Le 1er juin 2009, Joe Borsellino le relance au sujet de l'ouverture des soumissions pour ce contrat. Robert Marcil lui répond: « Probablement dans un mois ». Selon le témoin, il était question de travaux de réfection des infrastructures situés autour de l'université.

Le procureur Gallant avait précédemment fait ressortir que Robert Marcil avait joué un rôle dans l'octroi d'un important contrat à Garnier Construction à l'été 2007 pour des travaux d'urgence sur la rue Sherbrooke, près du parc Lafontaine. Garnier a été payé un peu plus de 5 millions de dollars pour ce contrat, accordé de gré à gré.

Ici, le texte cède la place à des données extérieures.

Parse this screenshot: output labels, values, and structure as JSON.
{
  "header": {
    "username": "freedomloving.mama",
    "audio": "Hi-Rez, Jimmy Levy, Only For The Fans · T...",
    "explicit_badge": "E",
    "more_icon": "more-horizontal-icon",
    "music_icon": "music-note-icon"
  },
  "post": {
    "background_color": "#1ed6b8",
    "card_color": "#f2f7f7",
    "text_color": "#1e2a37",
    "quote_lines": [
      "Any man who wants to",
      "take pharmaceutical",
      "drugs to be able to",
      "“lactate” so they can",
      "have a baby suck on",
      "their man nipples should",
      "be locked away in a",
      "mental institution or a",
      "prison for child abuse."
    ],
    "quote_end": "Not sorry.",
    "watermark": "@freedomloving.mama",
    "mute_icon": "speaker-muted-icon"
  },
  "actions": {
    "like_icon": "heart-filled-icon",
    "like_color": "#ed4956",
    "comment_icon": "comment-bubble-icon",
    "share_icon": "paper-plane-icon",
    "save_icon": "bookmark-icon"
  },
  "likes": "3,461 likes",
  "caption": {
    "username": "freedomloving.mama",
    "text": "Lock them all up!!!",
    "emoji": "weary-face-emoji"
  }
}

Selon le procureur Gallant, lors de sa rencontre avec la Ville en juin 2009, Robert Marcil avait aussi été interrogé au sujet de ce contrat et sur le fait que sa maison avait été construite sur un terrain que lui avait vendu le groupe Petra, dirigé par un autre Joe Borsellino.

Robert Marcil avait affirmé plus tôt qu'il ne transmettait aucune information spécifique aux entrepreneurs au sujet des soumissions publiques à venir. Il arguait qu'il se contentait de leur donner un aperçu général des travaux que la Ville envisageait d'effectuer au cours de l'année. Il s'agissait de projets issus du programme triennal d'immobilisation, faisait valoir Robert Marcil, qui assimilait le tout à de l'information publique.

Robert Marcil a aussi été invité à cinq reprises au club privé 357c par l'entrepreneur en construction Paolo Catania de Frank Catania et associés entre le 11 décembre 2006 et le 11 septembre 2008.

Depuis le début de son témoignage, lundi après-midi, Robert Marcil ne cesse de répéter qu'il ignorait tout de la collusion et de la corruption qui gangrénaient l'octroi et la gestion des contrats de construction de la métropole. Il dit avoir appris le tout en écoutant les travaux de la commission Charbonneau.

La commission a cependant clairement démontré mardi que l'ingénieur entretenait d'étroites relations avec tous les acteurs clés qui usaient de ces stratagèmes illégaux dans les années 2000, dont une douzaine d'entrepreneurs en construction, le PDG de Génius, Michel Lalonde, et l'ex-argentier d'Union Montréal, Bernard Trépanier.